Preventing spam comments is one of the most annoying things about having a blog. In the past I’ve tried a few different methods to control spam.
My first attempt involved flagging messages as potentially spam if they had a bad referrer, came from certain IP ranges, contained certain keywords, or contained too many links. The flagged messages wouldn’t be displayed until I approved them. This method worked some of the time, but overall it wasn’t very effective and created a lot of work for me.

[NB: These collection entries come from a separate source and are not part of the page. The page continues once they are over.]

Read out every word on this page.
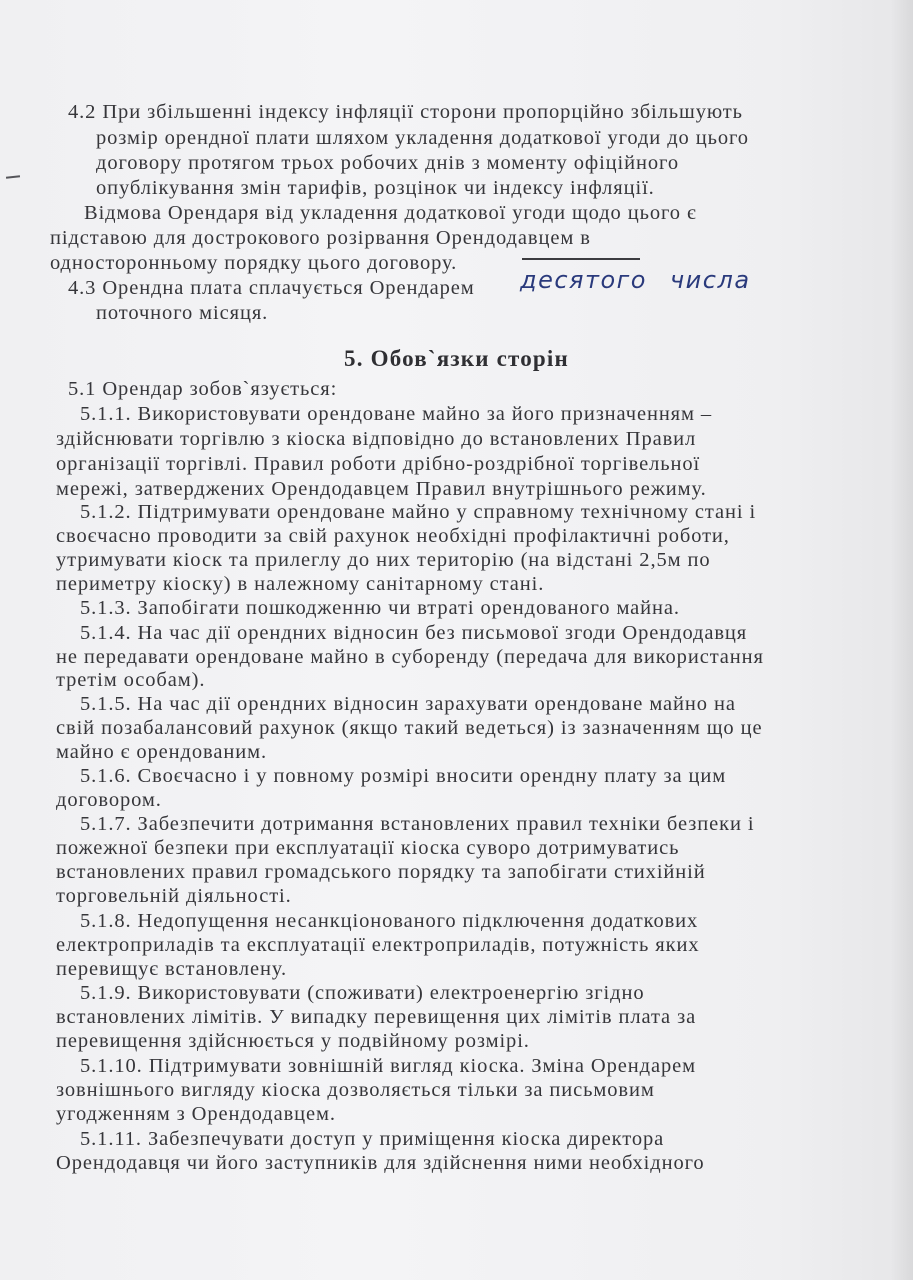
4.2 При збільшенні індексу інфляції сторони пропорційно збільшують
розмір орендної плати шляхом укладення додаткової угоди до цього
договору протягом трьох робочих днів з моменту офіційного
опублікування змін тарифів, розцінок чи індексу інфляції.
Відмова Орендаря від укладення додаткової угоди щодо цього є
підставою для дострокового розірвання Орендодавцем в
односторонньому порядку цього договору.
4.3 Орендна плата сплачується Орендарем десятого числа
поточного місяця.
5. Обов`язки сторін
5.1 Орендар зобов`язується:
5.1.1. Використовувати орендоване майно за його призначенням –
здійснювати торгівлю з кіоска відповідно до встановлених Правил
організації торгівлі. Правил роботи дрібно-роздрібної торгівельної
мережі, затверджених Орендодавцем Правил внутрішнього режиму.
5.1.2. Підтримувати орендоване майно у справному технічному стані і
своєчасно проводити за свій рахунок необхідні профілактичні роботи,
утримувати кіоск та прилеглу до них територію (на відстані 2,5м по
периметру кіоску) в належному санітарному стані.
5.1.3. Запобігати пошкодженню чи втраті орендованого майна.
5.1.4. На час дії орендних відносин без письмової згоди Орендодавця
не передавати орендоване майно в суборенду (передача для використання
третім особам).
5.1.5. На час дії орендних відносин зарахувати орендоване майно на
свій позабалансовий рахунок (якщо такий ведеться) із зазначенням що це
майно є орендованим.
5.1.6. Своєчасно і у повному розмірі вносити орендну плату за цим
договором.
5.1.7. Забезпечити дотримання встановлених правил техніки безпеки і
пожежної безпеки при експлуатації кіоска суворо дотримуватись
встановлених правил громадського порядку та запобігати стихійній
торговельній діяльності.
5.1.8. Недопущення несанкціонованого підключення додаткових
електроприладів та експлуатації електроприладів, потужність яких
перевищує встановлену.
5.1.9. Використовувати (споживати) електроенергію згідно
встановлених лімітів. У випадку перевищення цих лімітів плата за
перевищення здійснюється у подвійному розмірі.
5.1.10. Підтримувати зовнішній вигляд кіоска. Зміна Орендарем
зовнішнього вигляду кіоска дозволяється тільки за письмовим
угодженням з Орендодавцем.
5.1.11. Забезпечувати доступ у приміщення кіоска директора
Орендодавця чи його заступників для здійснення ними необхідного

My next attempt was to implement a captcha system. This has worked out pretty well, and I was surprised to find that it has been fifteen months since I started this policy. Basically, any comment containing anything that looks like a link (“http”, “://”, “www.”, “.com”, “.net”, “.org”, “@”, “href”, and some others I can’t remember off the top of my head) would be sent to the captcha page. This allows real humans to post comments with links, but stops most of the spam. However, there was an occasional spam comment that had no links. I’m not sure why the spammers would do this, unless they are trying to game systems where an IP is deemed “safe” after a non-spam comment is made. In any case, I grew annoyed with cleaning up these comments, and I didn’t like that cookies are required if you get to the captcha page.
Over the break, I decided I would implement a type of honeypot. I noticed that spam comments were always in response to my most recent post, even when comments were still open for other posts. So I guessed that the spambots are looking for the first form in the HTML. So I just stuck a comment form at the top of my page, and wrapped it in a hidden div. No humans see it, but spambots do.
To judge the effectiveness, I logged any comments submitted to the honeypot. Since I don’t value the privacy of spammers, I’ll let you view the log if you wish. As of right now, 212 spam comments were submitted in 10 days. Where it says “honeypot” means that the message was submitted to the honeypot form. If it were submitted from a valid form but contained links (and hence, was given a captcha), you’d see “contains_links.” But there aren’t any of those.
So now I have a system that is so far 100% effective, without requiring cookies and without breaking under tabbed browsing. If this continues to be effective I’ll probably disable the captchas altogether. Of course, the spammers could pretty easily overcome this obstacle if they tried.
January 16, 10:50 pm
Also, I’ve extended the length of time that comments are open. Now you have two weeks to leave comments instead of just one.
January 17, 1:26 pm
I’ve been pretty happy with the Spam Karma plugin for WordPress. If you ever decide to give WP a try, I highly recommend it. The default WordPress anti-spam plugin is Akismet, though I’ve never tried it out (you have to create a free account at their website to use it).
What I really hate is getting all the referral spam in my server logs. I do my best to filter them with .htaccess, but my keyword blacklist has gotten a lot larger, adding additional overhead to loading my site.